Discovery Characters
Two things the Discovery folks have in common are their a sense of adventure and advanced middle to old age.  They chose this ship because of the unusual ports it finds: Easter Island, Pitcairn Island, Robinson Crusoe Island, Galapagos, Antarctica, Amazon River.  The list of the exotic locations seems endless and there's no going back.  It's not get on in Vancouver and return to Vancouver.  It's join in Tahiti and disembark in Ecuador or Cuba!  Some trippers are on until Harwich, England, a journey of about 90 days!

Where are you from?  Is this your first time aboard?  When did you get on?  Where are you getting off?  These must be the top four questions we deliver or answer.  Gradually more and more people stories sift in our heads. 
  "You know who I mean, the guy who lives in China."
  "He's a kiwi from Tauranga."
  "That Englishman is 66 and runs these 100 mile cross-country races."
  "She's alone on board.  Remember, she was raised in Northern Ireland."
  "Those Aussies have been on three times before and they're staying on 'til England."
  "She's one of the eight women from Montreal.  They're on until Cuba."
  "She came on with her fiancee but they had a blow up and aren't speaking."
  "The people who had the wild argument are Australian."

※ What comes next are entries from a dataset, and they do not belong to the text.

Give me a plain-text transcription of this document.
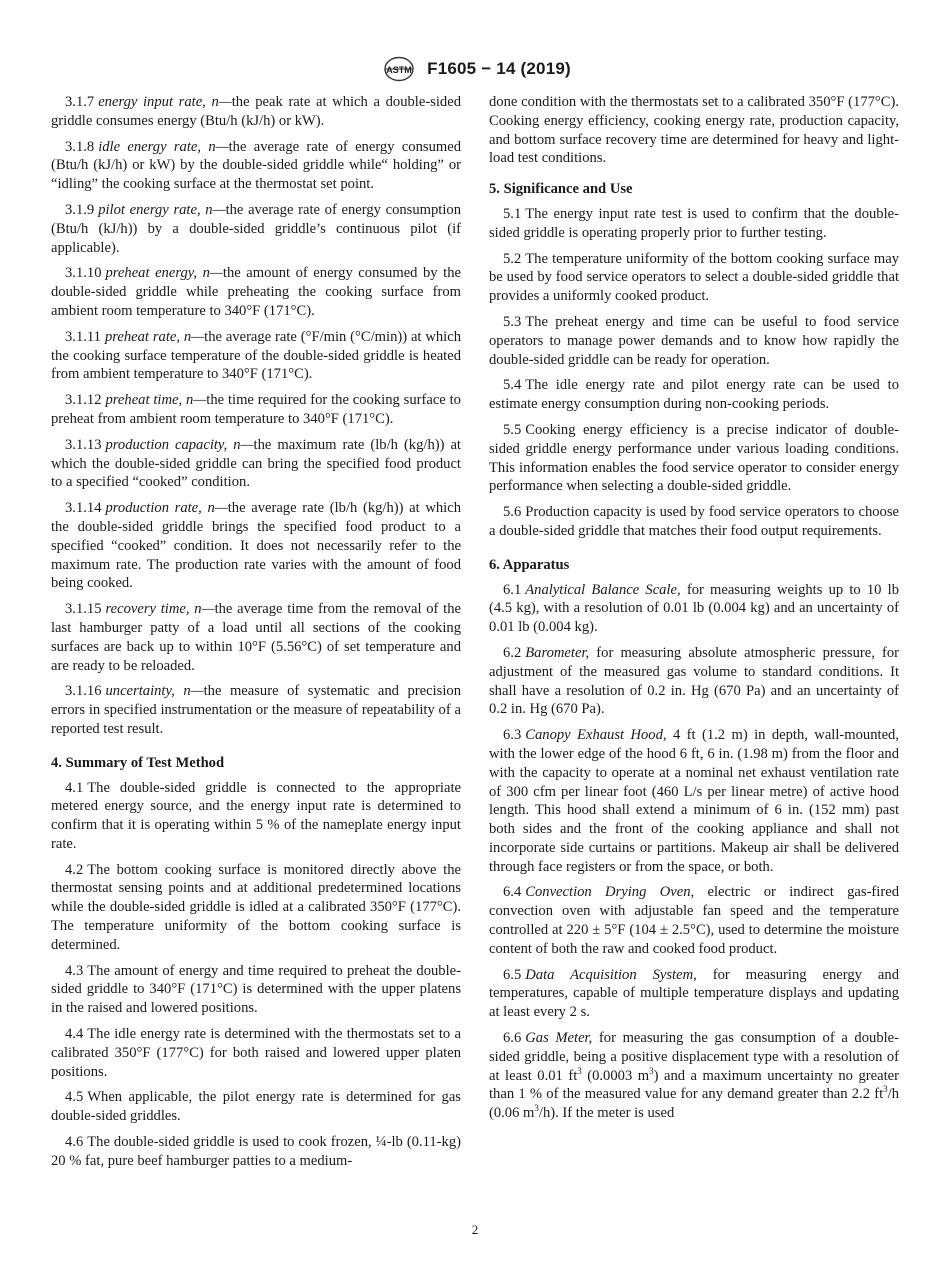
ASTM F1605 − 14 (2019)

3.1.7 energy input rate, n—the peak rate at which a double-sided griddle consumes energy (Btu/h (kJ/h) or kW).

3.1.8 idle energy rate, n—the average rate of energy consumed (Btu/h (kJ/h) or kW) by the double-sided griddle while“ holding” or “idling” the cooking surface at the thermostat set point.

3.1.9 pilot energy rate, n—the average rate of energy consumption (Btu/h (kJ/h)) by a double-sided griddle’s continuous pilot (if applicable).

3.1.10 preheat energy, n—the amount of energy consumed by the double-sided griddle while preheating the cooking surface from ambient room temperature to 340°F (171°C).

3.1.11 preheat rate, n—the average rate (°F/min (°C/min)) at which the cooking surface temperature of the double-sided griddle is heated from ambient temperature to 340°F (171°C).

3.1.12 preheat time, n—the time required for the cooking surface to preheat from ambient room temperature to 340°F (171°C).

3.1.13 production capacity, n—the maximum rate (lb/h (kg/h)) at which the double-sided griddle can bring the specified food product to a specified “cooked” condition.

3.1.14 production rate, n—the average rate (lb/h (kg/h)) at which the double-sided griddle brings the specified food product to a specified “cooked” condition. It does not necessarily refer to the maximum rate. The production rate varies with the amount of food being cooked.

3.1.15 recovery time, n—the average time from the removal of the last hamburger patty of a load until all sections of the cooking surfaces are back up to within 10°F (5.56°C) of set temperature and are ready to be reloaded.

3.1.16 uncertainty, n—the measure of systematic and precision errors in specified instrumentation or the measure of repeatability of a reported test result.

4. Summary of Test Method

4.1 The double-sided griddle is connected to the appropriate metered energy source, and the energy input rate is determined to confirm that it is operating within 5 % of the nameplate energy input rate.

4.2 The bottom cooking surface is monitored directly above the thermostat sensing points and at additional predetermined locations while the double-sided griddle is idled at a calibrated 350°F (177°C). The temperature uniformity of the bottom cooking surface is determined.

4.3 The amount of energy and time required to preheat the double-sided griddle to 340°F (171°C) is determined with the upper platens in the raised and lowered positions.

4.4 The idle energy rate is determined with the thermostats set to a calibrated 350°F (177°C) for both raised and lowered upper platen positions.

4.5 When applicable, the pilot energy rate is determined for gas double-sided griddles.

4.6 The double-sided griddle is used to cook frozen, ¼-lb (0.11-kg) 20 % fat, pure beef hamburger patties to a medium-

done condition with the thermostats set to a calibrated 350°F (177°C). Cooking energy efficiency, cooking energy rate, production capacity, and bottom surface recovery time are determined for heavy and light-load test conditions.

5. Significance and Use

5.1 The energy input rate test is used to confirm that the double-sided griddle is operating properly prior to further testing.

5.2 The temperature uniformity of the bottom cooking surface may be used by food service operators to select a double-sided griddle that provides a uniformly cooked product.

5.3 The preheat energy and time can be useful to food service operators to manage power demands and to know how rapidly the double-sided griddle can be ready for operation.

5.4 The idle energy rate and pilot energy rate can be used to estimate energy consumption during non-cooking periods.

5.5 Cooking energy efficiency is a precise indicator of double-sided griddle energy performance under various loading conditions. This information enables the food service operator to consider energy performance when selecting a double-sided griddle.

5.6 Production capacity is used by food service operators to choose a double-sided griddle that matches their food output requirements.

6. Apparatus

6.1 Analytical Balance Scale, for measuring weights up to 10 lb (4.5 kg), with a resolution of 0.01 lb (0.004 kg) and an uncertainty of 0.01 lb (0.004 kg).

6.2 Barometer, for measuring absolute atmospheric pressure, for adjustment of the measured gas volume to standard conditions. It shall have a resolution of 0.2 in. Hg (670 Pa) and an uncertainty of 0.2 in. Hg (670 Pa).

6.3 Canopy Exhaust Hood, 4 ft (1.2 m) in depth, wall-mounted, with the lower edge of the hood 6 ft, 6 in. (1.98 m) from the floor and with the capacity to operate at a nominal net exhaust ventilation rate of 300 cfm per linear foot (460 L/s per linear metre) of active hood length. This hood shall extend a minimum of 6 in. (152 mm) past both sides and the front of the cooking appliance and shall not incorporate side curtains or partitions. Makeup air shall be delivered through face registers or from the space, or both.

6.4 Convection Drying Oven, electric or indirect gas-fired convection oven with adjustable fan speed and the temperature controlled at 220 ± 5°F (104 ± 2.5°C), used to determine the moisture content of both the raw and cooked food product.

6.5 Data Acquisition System, for measuring energy and temperatures, capable of multiple temperature displays and updating at least every 2 s.

6.6 Gas Meter, for measuring the gas consumption of a double-sided griddle, being a positive displacement type with a resolution of at least 0.01 $ft^3$ (0.0003 $m^3$) and a maximum uncertainty no greater than 1 % of the measured value for any demand greater than 2.2 $ft^3/h$ (0.06 $m^3/h$). If the meter is used

2
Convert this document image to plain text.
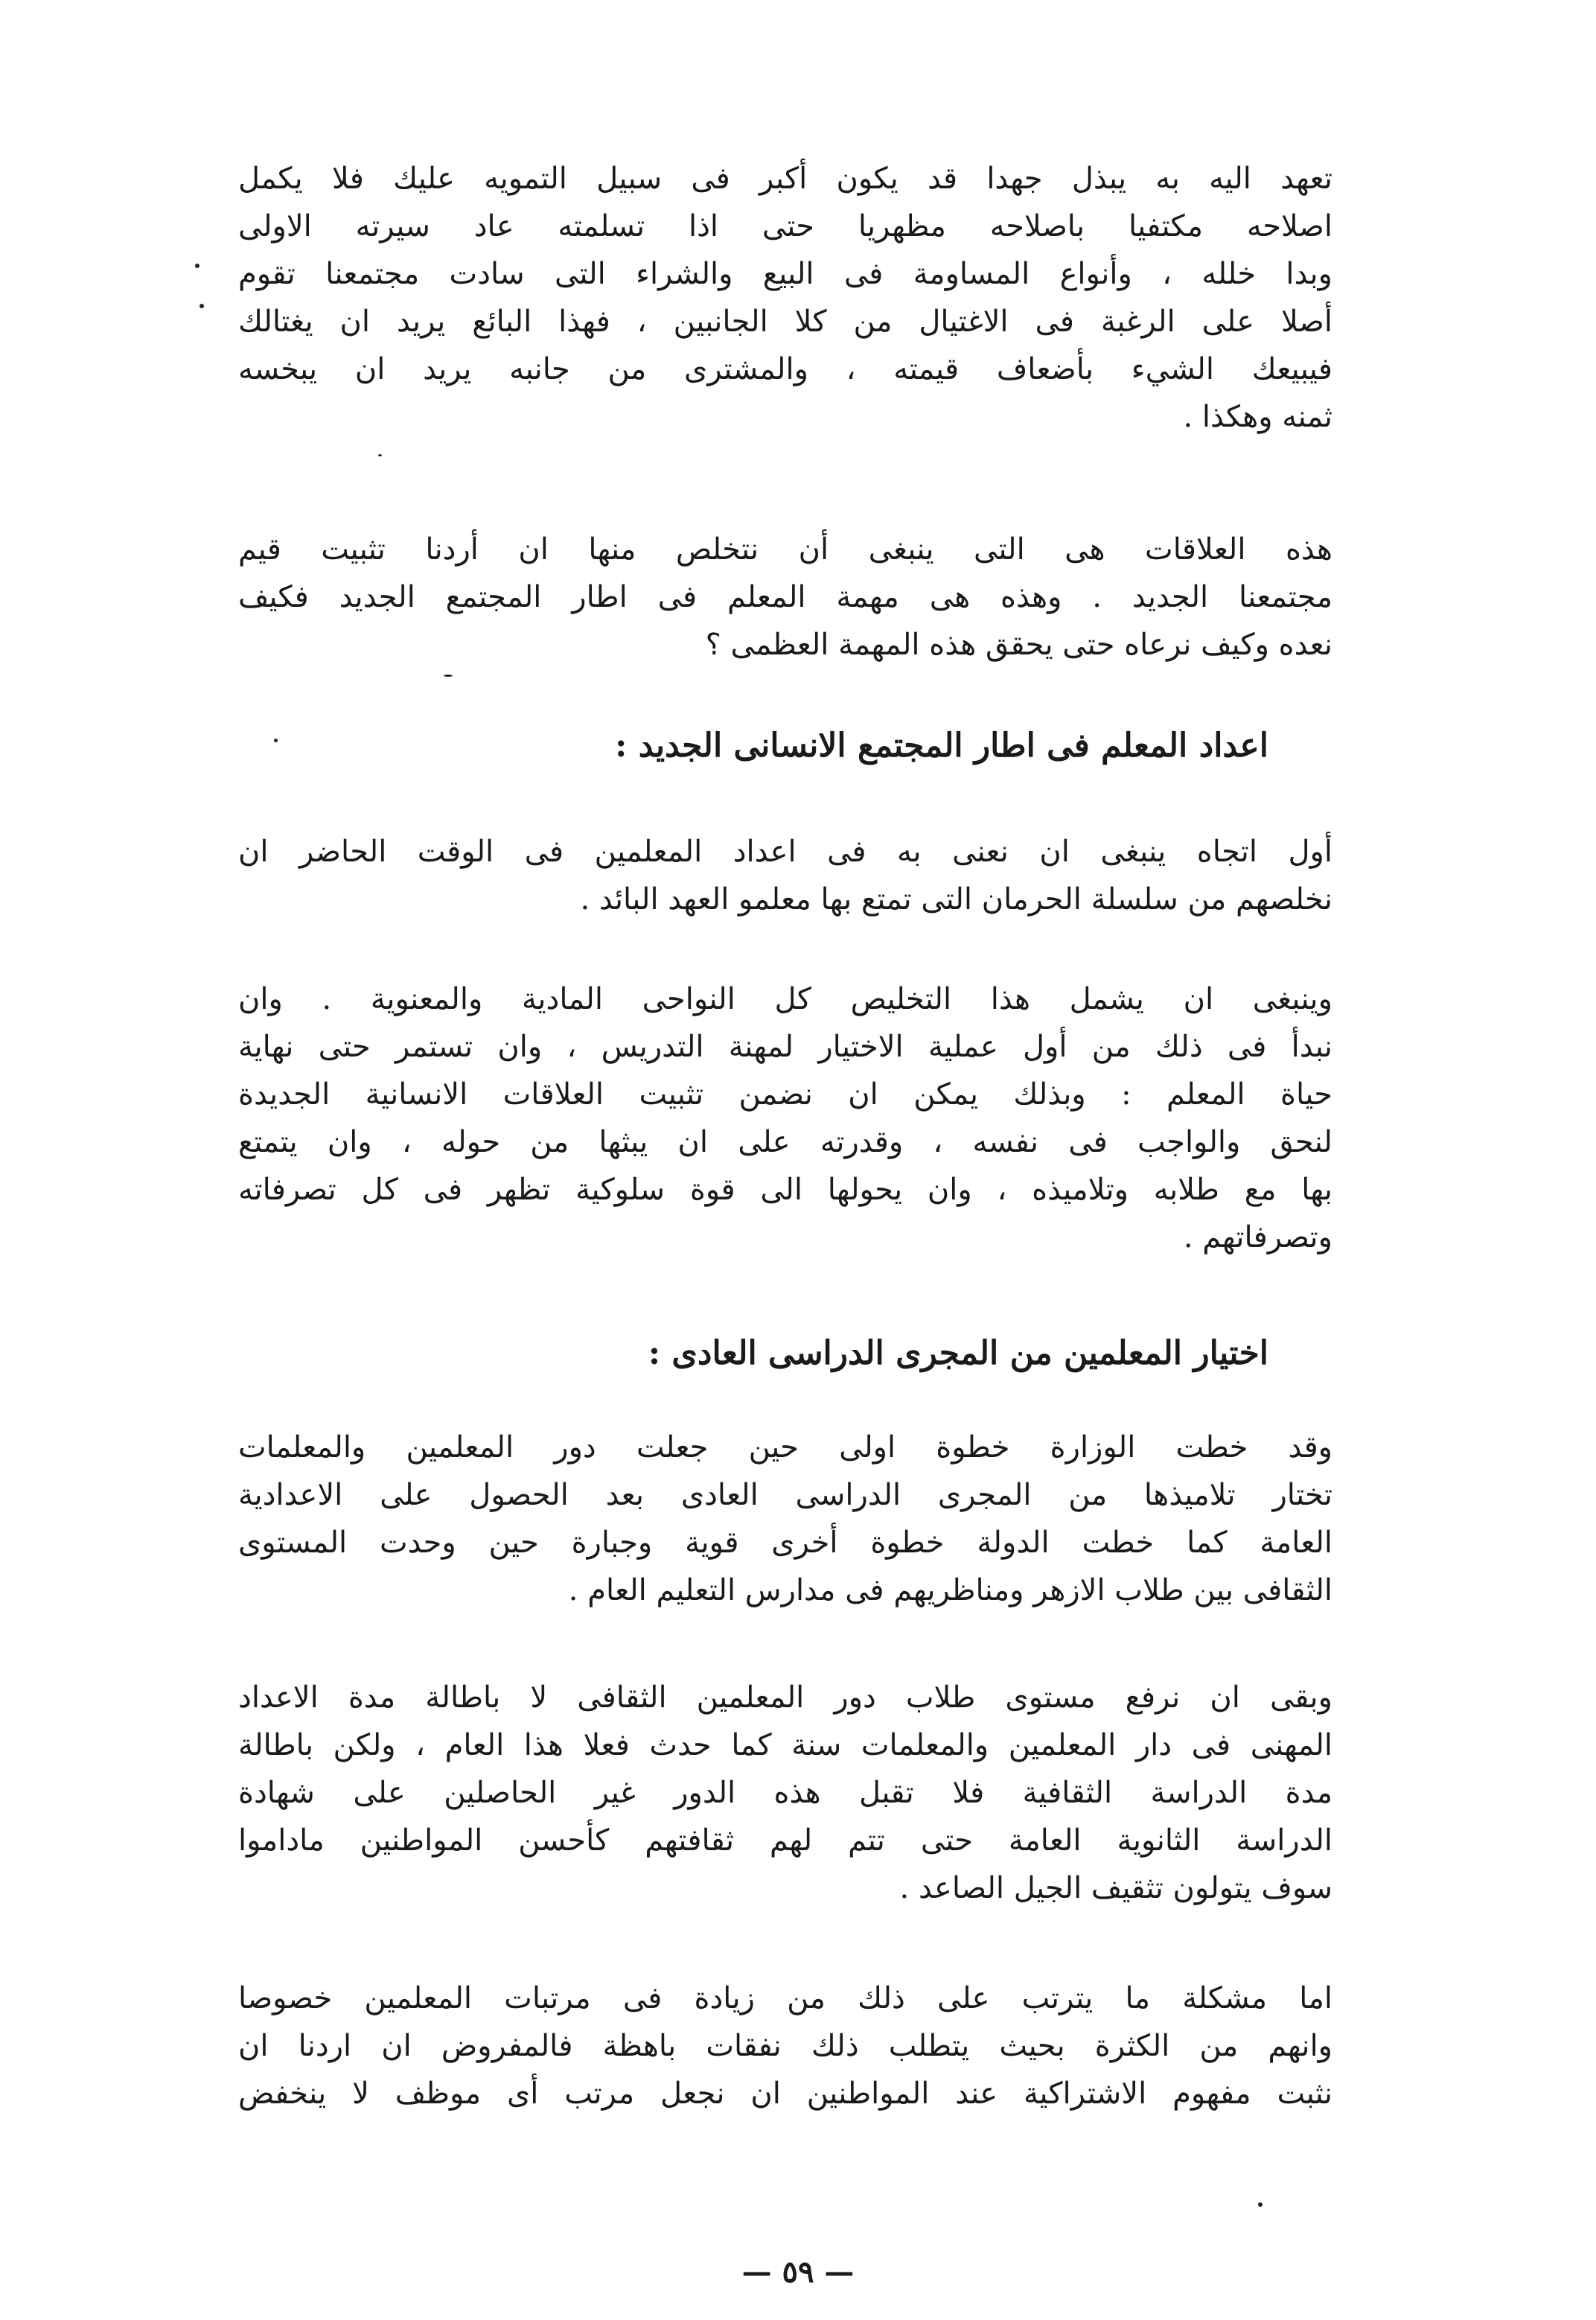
تعهد اليه به يبذل جهدا قد يكون أكبر فى سبيل التمويه عليك فلا يكمل
اصلاحه مكتفيا باصلاحه مظهريا حتى اذا تسلمته عاد سيرته الاولى
وبدا خلله ، وأنواع المساومة فى البيع والشراء التى سادت مجتمعنا تقوم
أصلا على الرغبة فى الاغتيال من كلا الجانبين ، فهذا البائع يريد ان يغتالك
فيبيعك الشيء بأضعاف قيمته ، والمشترى من جانبه يريد ان يبخسه
ثمنه وهكذا .
هذه العلاقات هى التى ينبغى أن نتخلص منها ان أردنا تثبيت قيم
مجتمعنا الجديد . وهذه هى مهمة المعلم فى اطار المجتمع الجديد فكيف
نعده وكيف نرعاه حتى يحقق هذه المهمة العظمى ؟
اعداد المعلم فى اطار المجتمع الانسانى الجديد :
أول اتجاه ينبغى ان نعنى به فى اعداد المعلمين فى الوقت الحاضر ان
نخلصهم من سلسلة الحرمان التى تمتع بها معلمو العهد البائد .
وينبغى ان يشمل هذا التخليص كل النواحى المادية والمعنوية . وان
نبدأ فى ذلك من أول عملية الاختيار لمهنة التدريس ، وان تستمر حتى نهاية
حياة المعلم : وبذلك يمكن ان نضمن تثبيت العلاقات الانسانية الجديدة
لنحق والواجب فى نفسه ، وقدرته على ان يبثها من حوله ، وان يتمتع
بها مع طلابه وتلاميذه ، وان يحولها الى قوة سلوكية تظهر فى كل تصرفاته
وتصرفاتهم .
اختيار المعلمين من المجرى الدراسى العادى :
وقد خطت الوزارة خطوة اولى حين جعلت دور المعلمين والمعلمات
تختار تلاميذها من المجرى الدراسى العادى بعد الحصول على الاعدادية
العامة كما خطت الدولة خطوة أخرى قوية وجبارة حين وحدت المستوى
الثقافى بين طلاب الازهر ومناظريهم فى مدارس التعليم العام .
وبقى ان نرفع مستوى طلاب دور المعلمين الثقافى لا باطالة مدة الاعداد
المهنى فى دار المعلمين والمعلمات سنة كما حدث فعلا هذا العام ، ولكن باطالة
مدة الدراسة الثقافية فلا تقبل هذه الدور غير الحاصلين على شهادة
الدراسة الثانوية العامة حتى تتم لهم ثقافتهم كأحسن المواطنين ماداموا
سوف يتولون تثقيف الجيل الصاعد .
اما مشكلة ما يترتب على ذلك من زيادة فى مرتبات المعلمين خصوصا
وانهم من الكثرة بحيث يتطلب ذلك نفقات باهظة فالمفروض ان اردنا ان
نثبت مفهوم الاشتراكية عند المواطنين ان نجعل مرتب أى موظف لا ينخفض
— ٥٩ —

   "That witch who tried to take over the window seat by force is from South Africa." 

Machu Runner
The final 1000 feet to Machu Picchu is along a switch back road much like a typical Canadian logging road.  3500 people per day pass over this banging, crunching gravel track aboard small buses that run every half hour all day long.  Road repairs are done by a crew of rough looking fellows with picks and shovels.  The buses play a stop and go game as they pass, often at the hairpin turns.  A stairway takes a more direct route straight up, and cuts across the switch backs about midway along each straight stretch.  Coming down is a highlight. A  young 7 year old boy dressed in a colourful costume and wearing sandals, races the bus by running down the stairs.  At each crossing point passengers catch a glimpse of him crossing in front of the bus.  As the bus goes by he calls out a greeting in Quezchua or Spanish in a high-pitched child's scream and passengers see him clearly, panting at the top of the next flight.  Finally, at the bottom, he races ahead of the bus as it crosses a bridge over the wild river and on the far bank before the bus enters the town, he's invited onboard and walks up the aisle, sweaty forehead, dirty legs and all, with a small woven bag looking for dollars.  Hell of a way to earn a living!